Today the use of information technology (IT) is an integral part of our daily lives. Logging on in the office, catching up on emails at home, getting updates via mobiles – it is almost impossible to imagine Hong Kong without all of this. However, perhaps less noticed by the general public, technology is also having a major impact on the field of education.
"Instead of just teaching students how to use IT, we have been extending its application in our daily activities for the last five or six years," says Yu Jer-tsang, the first chief information officer (CIO) at City University of Hong Kong (CityU). The post, also a first of its kind among local educational institutions, was established in 2000 and Dr Yu's mission is to create a campus where IT supports all activities, including teaching and research work and the administration of the university. Leading a number of strategic initiatives, he is responsible for the coordination and expansion of all CityU's information services. That currently means running projects for the university library and computer service centre, as well as overseeing an enterprise solutions unit which is developing and implementing new systems for administrative and educational purposes.
Dr Yu cites the course management system as a particularly successful initiative.
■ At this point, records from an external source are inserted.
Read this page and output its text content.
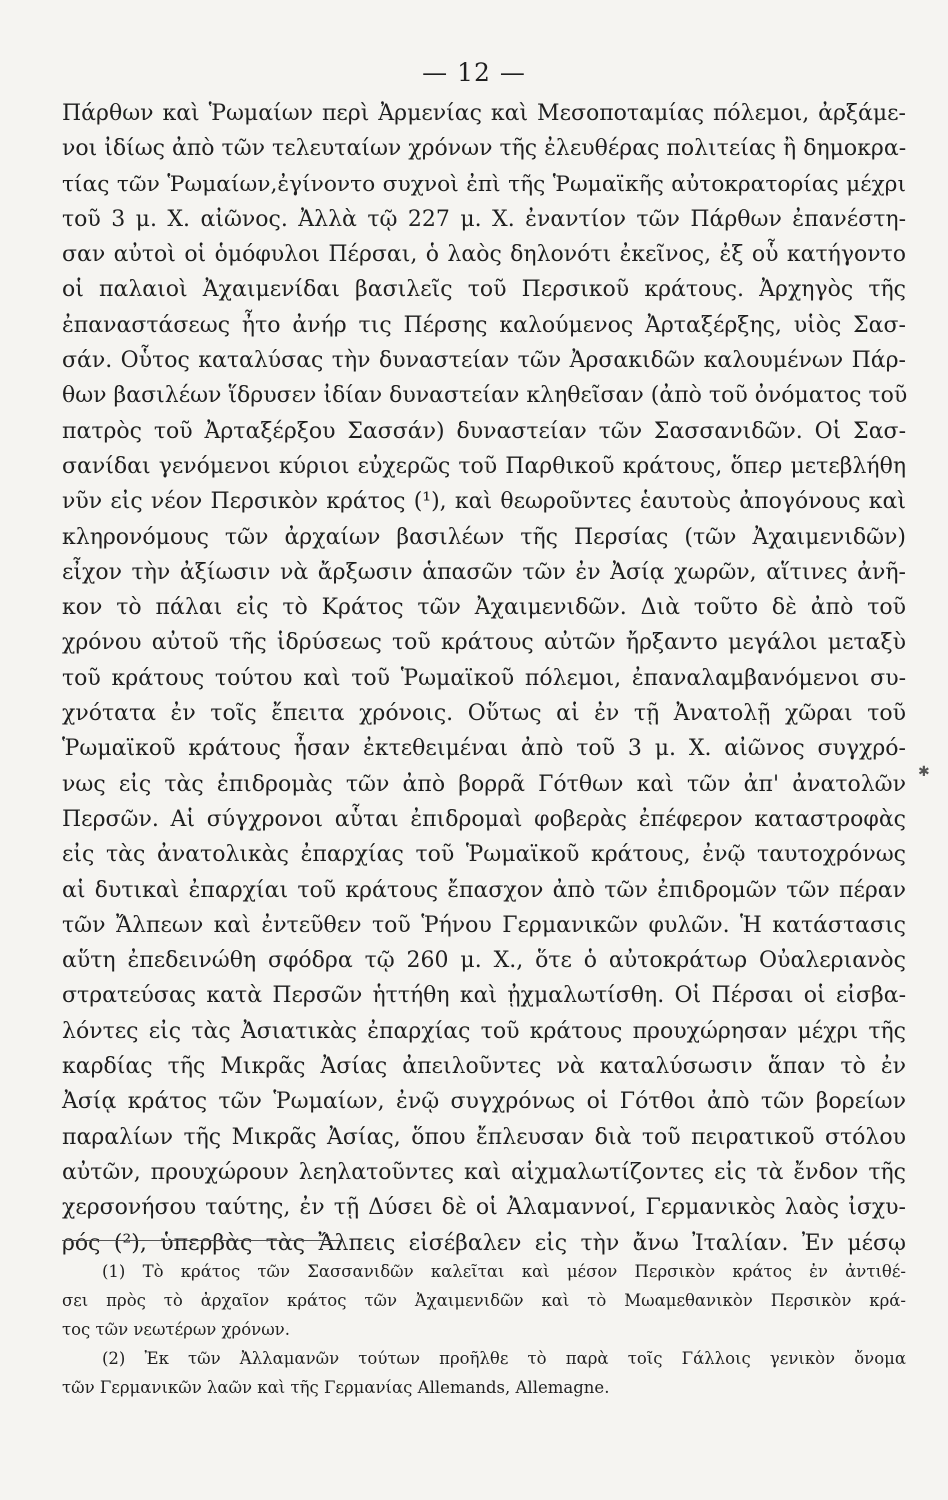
— 12 —
Πάρθων καὶ Ῥωμαίων περὶ Ἀρμενίας καὶ Μεσοποταμίας πόλεμοι, ἀρξάμε-
νοι ἰδίως ἀπὸ τῶν τελευταίων χρόνων τῆς ἐλευθέρας πολιτείας ἢ δημοκρα-
τίας τῶν Ῥωμαίων,ἐγίνοντο συχνοὶ ἐπὶ τῆς Ῥωμαϊκῆς αὐτοκρατορίας μέχρι
τοῦ 3 μ. Χ. αἰῶνος. Ἀλλὰ τῷ 227 μ. Χ. ἐναντίον τῶν Πάρθων ἐπανέστη-
σαν αὐτοὶ οἱ ὁμόφυλοι Πέρσαι, ὁ λαὸς δηλονότι ἐκεῖνος, ἐξ οὗ κατήγοντο
οἱ παλαιοὶ Ἀχαιμενίδαι βασιλεῖς τοῦ Περσικοῦ κράτους. Ἀρχηγὸς τῆς
ἐπαναστάσεως ἦτο ἀνήρ τις Πέρσης καλούμενος Ἀρταξέρξης, υἱὸς Σασ-
σάν. Οὗτος καταλύσας τὴν δυναστείαν τῶν Ἀρσακιδῶν καλουμένων Πάρ-
θων βασιλέων ἵδρυσεν ἰδίαν δυναστείαν κληθεῖσαν (ἀπὸ τοῦ ὀνόματος τοῦ
πατρὸς τοῦ Ἀρταξέρξου Σασσάν) δυναστείαν τῶν Σασσανιδῶν. Οἱ Σασ-
σανίδαι γενόμενοι κύριοι εὐχερῶς τοῦ Παρθικοῦ κράτους, ὅπερ μετεβλήθη
νῦν εἰς νέον Περσικὸν κράτος (¹), καὶ θεωροῦντες ἑαυτοὺς ἀπογόνους καὶ
κληρονόμους τῶν ἀρχαίων βασιλέων τῆς Περσίας (τῶν Ἀχαιμενιδῶν)
εἶχον τὴν ἀξίωσιν νὰ ἄρξωσιν ἁπασῶν τῶν ἐν Ἀσίᾳ χωρῶν, αἵτινες ἀνῆ-
κον τὸ πάλαι εἰς τὸ Κράτος τῶν Ἀχαιμενιδῶν. Διὰ τοῦτο δὲ ἀπὸ τοῦ
χρόνου αὐτοῦ τῆς ἱδρύσεως τοῦ κράτους αὐτῶν ἤρξαντο μεγάλοι μεταξὺ
τοῦ κράτους τούτου καὶ τοῦ Ῥωμαϊκοῦ πόλεμοι, ἐπαναλαμβανόμενοι συ-
χνότατα ἐν τοῖς ἔπειτα χρόνοις. Οὕτως αἱ ἐν τῇ Ἀνατολῇ χῶραι τοῦ
Ῥωμαϊκοῦ κράτους ἦσαν ἐκτεθειμέναι ἀπὸ τοῦ 3 μ. Χ. αἰῶνος συγχρό-
νως εἰς τὰς ἐπιδρομὰς τῶν ἀπὸ βορρᾶ Γότθων καὶ τῶν ἀπ' ἀνατολῶν
Περσῶν. Αἱ σύγχρονοι αὗται ἐπιδρομαὶ φοβερὰς ἐπέφερον καταστροφὰς
εἰς τὰς ἀνατολικὰς ἐπαρχίας τοῦ Ῥωμαϊκοῦ κράτους, ἐνῷ ταυτοχρόνως
αἱ δυτικαὶ ἐπαρχίαι τοῦ κράτους ἔπασχον ἀπὸ τῶν ἐπιδρομῶν τῶν πέραν
τῶν Ἄλπεων καὶ ἐντεῦθεν τοῦ Ῥήνου Γερμανικῶν φυλῶν. Ἡ κατάστασις
αὕτη ἐπεδεινώθη σφόδρα τῷ 260 μ. Χ., ὅτε ὁ αὐτοκράτωρ Οὐαλεριανὸς
στρατεύσας κατὰ Περσῶν ἡττήθη καὶ ᾐχμαλωτίσθη. Οἱ Πέρσαι οἱ εἰσβα-
λόντες εἰς τὰς Ἀσιατικὰς ἐπαρχίας τοῦ κράτους προυχώρησαν μέχρι τῆς
καρδίας τῆς Μικρᾶς Ἀσίας ἀπειλοῦντες νὰ καταλύσωσιν ἅπαν τὸ ἐν
Ἀσίᾳ κράτος τῶν Ῥωμαίων, ἐνῷ συγχρόνως οἱ Γότθοι ἀπὸ τῶν βορείων
παραλίων τῆς Μικρᾶς Ἀσίας, ὅπου ἔπλευσαν διὰ τοῦ πειρατικοῦ στόλου
αὐτῶν, προυχώρουν λεηλατοῦντες καὶ αἰχμαλωτίζοντες εἰς τὰ ἔνδον τῆς
χερσονήσου ταύτης, ἐν τῇ Δύσει δὲ οἱ Ἀλαμαννοί, Γερμανικὸς λαὸς ἰσχυ-
ρός (²), ὑπερβὰς τὰς Ἄλπεις εἰσέβαλεν εἰς τὴν ἄνω Ἰταλίαν. Ἐν μέσῳ
(1) Τὸ κράτος τῶν Σασσανιδῶν καλεῖται καὶ μέσον Περσικὸν κράτος ἐν ἀντιθέ-
σει πρὸς τὸ ἀρχαῖον κράτος τῶν Ἀχαιμενιδῶν καὶ τὸ Μωαμεθανικὸν Περσικὸν κρά-
τος τῶν νεωτέρων χρόνων.
(2) Ἐκ τῶν Ἀλλαμανῶν τούτων προῆλθε τὸ παρὰ τοῖς Γάλλοις γενικὸν ὄνομα
τῶν Γερμανικῶν λαῶν καὶ τῆς Γερμανίας Allemands, Allemagne.
✱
Launched about four years ago, it provides teachers with updated student lists, giving their names, photos and relevant background information before each semester starts and during the "add-drop" period for courses. This can help in the design and arrangement of course material and, knowing about students beforehand, teachers can contact them regarding necessary preparation for classes.
According to Dr Yu, the most obvious advantage has been in facilitating information exchange, which is crucial in the learning process. He says teachers and students now communicate more easily and quickly by email, resulting in better interaction. Besides that, the use of IT has been able to promote teamwork and informal online discussion groups among students.
The ultimate goal of IT in education is to improve learning, says Dr Yu. He points out that students can now download information from the Web, which helps to eliminate some of the more repetitive aspects of studying. "It may also help to improve the communication skills, independent thinking and analytical abilities of students, who will have more opportunity for discussion and collaboration," he adds.
The development of e-Learning is a central part of CityU's strategic plan. It will require evolving from traditional classroom teaching to a student-centred environment supported by the extensive use of technology. Dr Yu emphasises that it would not mean cutting down on face-to-face interaction between students and teachers, but would be based on a model which combined lectures, small group discussions and private study.
A prerequisite for such a model is the application of IT in the area of administration. Therefore, the university is committed to integrating all administrative systems and creating a paperless environment. A Web-based interface is already in place for course registration, student record updates and leave applications.